Öffnen 60 Segeln (Erneut!)
Geschrieben von Julian auf Mittwoch September 16, 2009Vor kurzem erhielt ich einen Anruf bei der Arbeit von meiner Frau, Fiona. Sie hatte gerade ein anderes Gespräch sagen, dass Steve White Segeln war seine Open 60 Rennyacht “Toe in the Water” noch in derselben Nacht in Frankreich, einige Arbeiten, um das Boot gemacht haben, und er hatte mich eingeladen, mit ihm zu fahren.

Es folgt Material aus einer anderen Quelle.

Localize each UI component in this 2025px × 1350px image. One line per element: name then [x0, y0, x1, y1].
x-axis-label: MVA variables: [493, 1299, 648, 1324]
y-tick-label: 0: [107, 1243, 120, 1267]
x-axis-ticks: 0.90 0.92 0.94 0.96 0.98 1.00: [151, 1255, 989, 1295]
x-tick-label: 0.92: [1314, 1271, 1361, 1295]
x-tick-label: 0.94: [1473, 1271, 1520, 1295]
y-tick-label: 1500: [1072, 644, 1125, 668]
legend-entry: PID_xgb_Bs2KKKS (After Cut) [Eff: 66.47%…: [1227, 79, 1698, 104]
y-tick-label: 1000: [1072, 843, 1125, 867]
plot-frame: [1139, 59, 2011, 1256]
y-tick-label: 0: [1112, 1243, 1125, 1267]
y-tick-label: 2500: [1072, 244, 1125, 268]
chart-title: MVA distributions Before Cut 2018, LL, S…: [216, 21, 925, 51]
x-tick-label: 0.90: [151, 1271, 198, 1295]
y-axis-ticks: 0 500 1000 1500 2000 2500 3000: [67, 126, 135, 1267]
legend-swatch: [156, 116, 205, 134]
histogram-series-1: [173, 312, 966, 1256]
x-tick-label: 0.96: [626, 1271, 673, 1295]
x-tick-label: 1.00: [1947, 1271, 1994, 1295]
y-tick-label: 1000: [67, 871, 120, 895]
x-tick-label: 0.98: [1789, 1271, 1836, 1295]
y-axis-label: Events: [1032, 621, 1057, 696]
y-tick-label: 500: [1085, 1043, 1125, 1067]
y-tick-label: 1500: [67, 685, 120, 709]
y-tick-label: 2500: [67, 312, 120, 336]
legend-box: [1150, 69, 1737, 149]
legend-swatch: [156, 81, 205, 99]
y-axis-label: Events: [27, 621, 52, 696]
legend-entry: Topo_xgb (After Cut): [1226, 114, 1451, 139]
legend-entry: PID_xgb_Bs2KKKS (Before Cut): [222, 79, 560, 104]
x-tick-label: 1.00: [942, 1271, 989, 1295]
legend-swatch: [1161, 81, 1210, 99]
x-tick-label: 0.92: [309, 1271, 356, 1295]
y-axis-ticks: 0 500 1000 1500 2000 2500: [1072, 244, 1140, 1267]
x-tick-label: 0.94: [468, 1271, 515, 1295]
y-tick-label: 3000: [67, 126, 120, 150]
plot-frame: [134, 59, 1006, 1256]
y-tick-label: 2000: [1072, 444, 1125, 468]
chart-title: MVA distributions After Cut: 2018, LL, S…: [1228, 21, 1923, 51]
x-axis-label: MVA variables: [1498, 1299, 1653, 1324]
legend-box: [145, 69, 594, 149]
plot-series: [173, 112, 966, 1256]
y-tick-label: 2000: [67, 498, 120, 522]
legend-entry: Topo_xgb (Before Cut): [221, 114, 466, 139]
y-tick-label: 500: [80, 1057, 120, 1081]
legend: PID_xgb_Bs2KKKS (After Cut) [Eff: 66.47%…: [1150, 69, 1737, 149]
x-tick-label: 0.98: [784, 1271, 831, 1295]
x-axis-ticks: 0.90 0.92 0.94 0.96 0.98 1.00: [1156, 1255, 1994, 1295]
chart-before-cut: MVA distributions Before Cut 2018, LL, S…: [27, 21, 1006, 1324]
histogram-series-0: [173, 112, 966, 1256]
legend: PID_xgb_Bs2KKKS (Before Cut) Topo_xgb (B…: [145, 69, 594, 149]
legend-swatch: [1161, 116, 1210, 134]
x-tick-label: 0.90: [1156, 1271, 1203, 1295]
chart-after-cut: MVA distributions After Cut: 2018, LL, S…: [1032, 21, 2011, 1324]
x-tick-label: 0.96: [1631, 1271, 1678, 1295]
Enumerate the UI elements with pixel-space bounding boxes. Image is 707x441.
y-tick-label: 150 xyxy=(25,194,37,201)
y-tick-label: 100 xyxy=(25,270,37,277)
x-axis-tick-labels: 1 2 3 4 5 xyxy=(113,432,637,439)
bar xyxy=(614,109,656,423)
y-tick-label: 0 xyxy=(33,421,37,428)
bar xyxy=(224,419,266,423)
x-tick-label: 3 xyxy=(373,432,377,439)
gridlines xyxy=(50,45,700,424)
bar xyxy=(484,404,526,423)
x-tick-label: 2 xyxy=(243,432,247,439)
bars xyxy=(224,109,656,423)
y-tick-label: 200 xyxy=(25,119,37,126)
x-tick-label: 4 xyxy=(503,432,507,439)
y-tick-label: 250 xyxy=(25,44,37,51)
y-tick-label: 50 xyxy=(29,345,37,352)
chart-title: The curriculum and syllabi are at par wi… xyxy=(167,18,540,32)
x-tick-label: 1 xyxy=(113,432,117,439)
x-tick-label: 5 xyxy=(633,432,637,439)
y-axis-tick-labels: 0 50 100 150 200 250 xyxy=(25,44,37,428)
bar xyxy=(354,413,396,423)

Steve lebt eine gute 6 Stunden von mir so, wenn ich gehe ich muss nun gehen. Mein Chef bei der Arbeit war glänzend und ließ mich den Rest der Woche frei nehmen Sie sofort. Also habe ich schnell nach Hause stürzte, um meine Sachen und bevor ich es wusste, dass ich auf meinem Weg an die Südküste.
Ich kam zu Hause Steve's nach einer langen Fahrt durch einige böse Wetter. Ich war wirklich müde und beginnt sich zu fragen, ob ich war in der Lage, viel länger wach zu bleiben. Kurze Zeit später waren wir in der Marina, aber mit mehr als 40 Knoten Wind, es würde sehr schwierig sein, die ohne Beschädigung der Ponton-Boot zu verlassen. So warteten wir bis zum nächsten Morgen, bevor Sie versuchen zu verlassen. Ich muss zugeben, ich war über diese Entscheidung, weil ich war so müde von der langen Fahrt, dass es eine gute Chance, mich schlafen durch die ganze Fahrt über den Kanal und fehlende alles froh,.
Früh am nächsten Morgen jedoch, wir waren unterwegs. Sobald wir aus dem Schutz des Landes der Wind nahm zu zwingen, 8 und das blieb auch so für die 120 Meilen über den Kanal. Jetzt habe ich das Privileg habe genug zu haben, fuhr mit Steve an Bord ‘Toe in the Water’ vor, und das war beeindruckend. Aber in orkanartigen Winden diesem Open 60 wirklich tut, kommt in ihrem eigenen. Ich muss sagen, dass ich nicht diese Erfahrung für die Welt verfehlt hätte. Es war wie du im Video-Material der Vendee Globe mit der rauhen See, Spray Cascading über die Decks und saust entlang an über 20 Knoten. Ich weiß, dass Steve wesentlich schlechteren Bedingungen als das gesehen hat, – oder “besser” Bedingungen, je nachdem, wie Sie sehen Dinge – und ich bin sicher, er verleiht ihnen nicht einen zweiten Gedanken, aber es war richtige spannende Sachen für mich. Die Wellen waren über die größten die ich gesehen habe, aber ich war erstaunt, wie ‘Toe in the Water’ schien bügeln den Asphalt glatt. OK, es könnte eine andere Geschichte gewesen, wenn wir segeln in den Wind, sondern die ganze Erfahrung war brillant. Nach kurzer Zeit war ich möchte, für noch größere wa
ves aber es war alles viel zu schnell, wie wir in Frankreich am späteren Nachmittag.
Am nächsten Tag jedoch, gab es noch viel zu tun. Ich verbrachte den zweiten Tag helfen Steve zur Vorbereitung ‘Toe in the Water’ so konnte sie aus dem Wasser gehoben. Ich eigentlich ganz gern diese, es war ein wirklich guter Weg, um das Boot kennen. Als Open Steve's 60 wurde in der Werft bleiben für eine Weile packten wir über Nacht und nahm die Fähre zurück nach Großbritannien. Nach einem kurzen Aufenthalt bei Steve und Kim für etwas zu essen und einige sehr willkommen Sandwiches für die Fahrt nach Hause (Dank Kim!), Ich war auf dem Heimweg nach einem ausgezeichneten paar Tage.
Um die neuesten Nachrichten über Steve White kann man auf seiner Website zu besuchen whiteoceanracing.com
PS: Meine Kamera hat eine echte strömenden und brach, damit die schuppige Fotos von meinem Fotohandy!